Una suave brisa acaricia el prado asturiano esta mañana, la hierba alta, los dientes de león y las margaritas se alzan, en la distancia se aprecia el corte con el acantilado y el mar, tumbada en la hierba, mirando al cielo, las margaritas por encima de la cabeza se mecen con el viento.
Dicen que si no tienes hortensias en casa no tienes casa asturiana, aunque también dicen que una casa con hortensias no quiere casar, es decir, que si hay hortensias no hay boda. Yo prefiero quedarme con el primer dicho porque no conozco nada tan bonito como las bolas de hortensias a la puerta de una casa.
En casa de mi abuela había una habitación empapelada. En ella, el papel era amarillento, con flores, imagino que los años lo hicieron así, al mirar por la ventana veías las grandes hortensias que recubrían los muros del fondo de la finca. Esas dos imágenes son las que ahora veis convertidas en papel, la naturaleza y la nostalgia, juntas.
La vida en el Llagar es dura, se maya en otoño, pero no sirve cualquier día, tiene que ser menguante, porque es más propicio. Los agricultores van con sus sacos llenos de manzanas y ahí empieza la fiesta, esa que nos indica que el invierno anda rondando, que nos anuncia que el amagüestu está cerca.

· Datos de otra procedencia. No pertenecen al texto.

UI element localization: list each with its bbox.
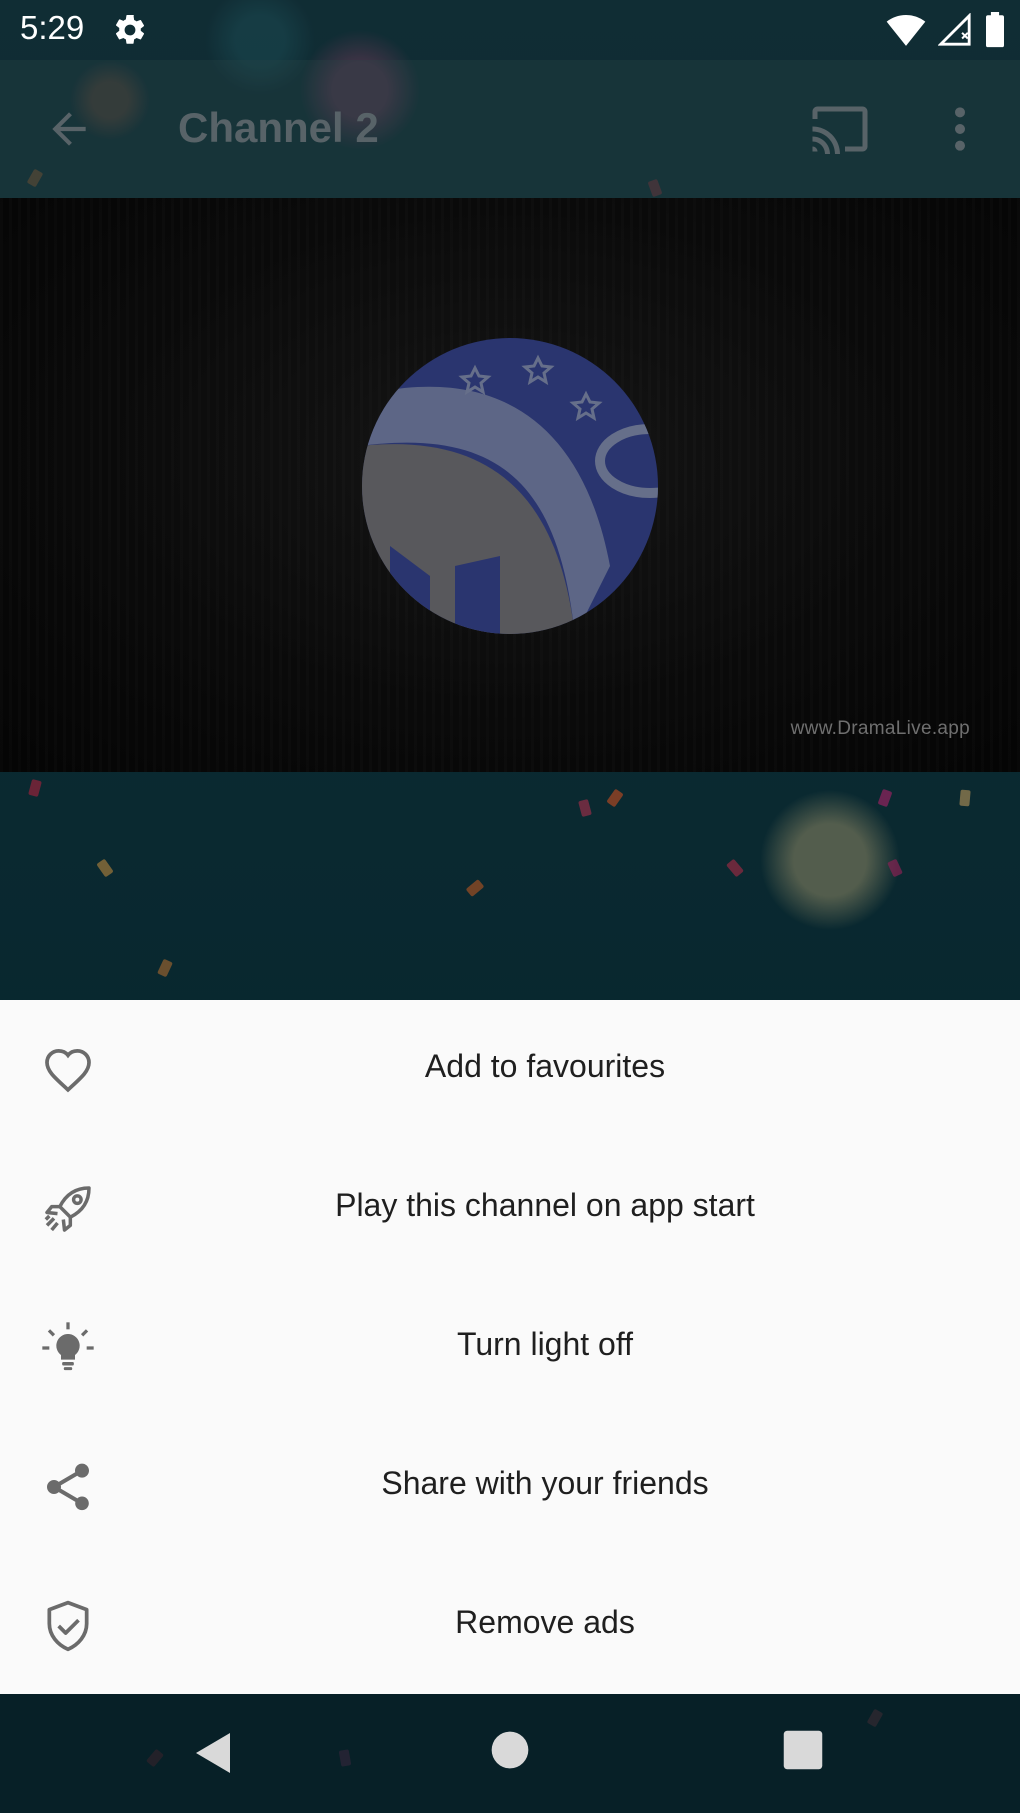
turn-light-off-item[interactable]: Turn light off — [0, 1278, 1020, 1417]
scrim[interactable] — [0, 60, 1020, 1000]
navigation-bar — [0, 1694, 1020, 1813]
status-bar: 5:29 — [0, 0, 1020, 60]
sheet-item-label: Play this channel on app start — [335, 1187, 755, 1223]
wifi-icon — [886, 15, 926, 46]
play-on-app-start-item[interactable]: Play this channel on app start — [0, 1139, 1020, 1278]
bottom-sheet: Add to favourites Play this channel on a… — [0, 1000, 1020, 1694]
nav-home-icon[interactable] — [490, 1730, 530, 1770]
sheet-item-label: Turn light off — [456, 1326, 634, 1362]
status-time: 5:29 — [20, 9, 85, 46]
status-icons — [886, 10, 1006, 50]
sheet-item-label: Share with your friends — [381, 1465, 709, 1501]
sheet-item-label: Add to favourites — [424, 1048, 666, 1084]
remove-ads-item[interactable]: Remove ads — [0, 1556, 1020, 1695]
sheet-item-label: Remove ads — [455, 1604, 635, 1640]
battery-icon — [986, 12, 1004, 48]
gear-icon — [115, 14, 145, 44]
signal-icon — [938, 13, 971, 46]
add-to-favourites-item[interactable]: Add to favourites — [0, 1000, 1020, 1139]
nav-back-icon[interactable] — [190, 1728, 238, 1778]
share-item[interactable]: Share with your friends — [0, 1417, 1020, 1556]
nav-recents-icon[interactable] — [782, 1729, 824, 1771]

Desde pequeña recuerdo una película, se llamaba Ferngully y me dejó marcada para siempre. Era una peli de dibujos del año 92 que narra las aventuras con un claro sesgo ecologista de un humano y un hada que convierte en pequeño al humano y le enseña su mundo bajo los árboles de una selva tropical en Australia. Se trata de una película que narra como las maquinas quieren destrozar el monte para construir, y como ellos pelean porque no suceda, juntos. Me encantaban sus escenas, entre arboles, con un tipo de imágenes pelín oscuras, saltando sobre setas gigantes, encendiendo las que salen en los árboles al bajar de unas a otras, navegando en una hoja por un pequeño lago… Este mural es parte de mi infancia, de mis recuerdos y de mi imaginación.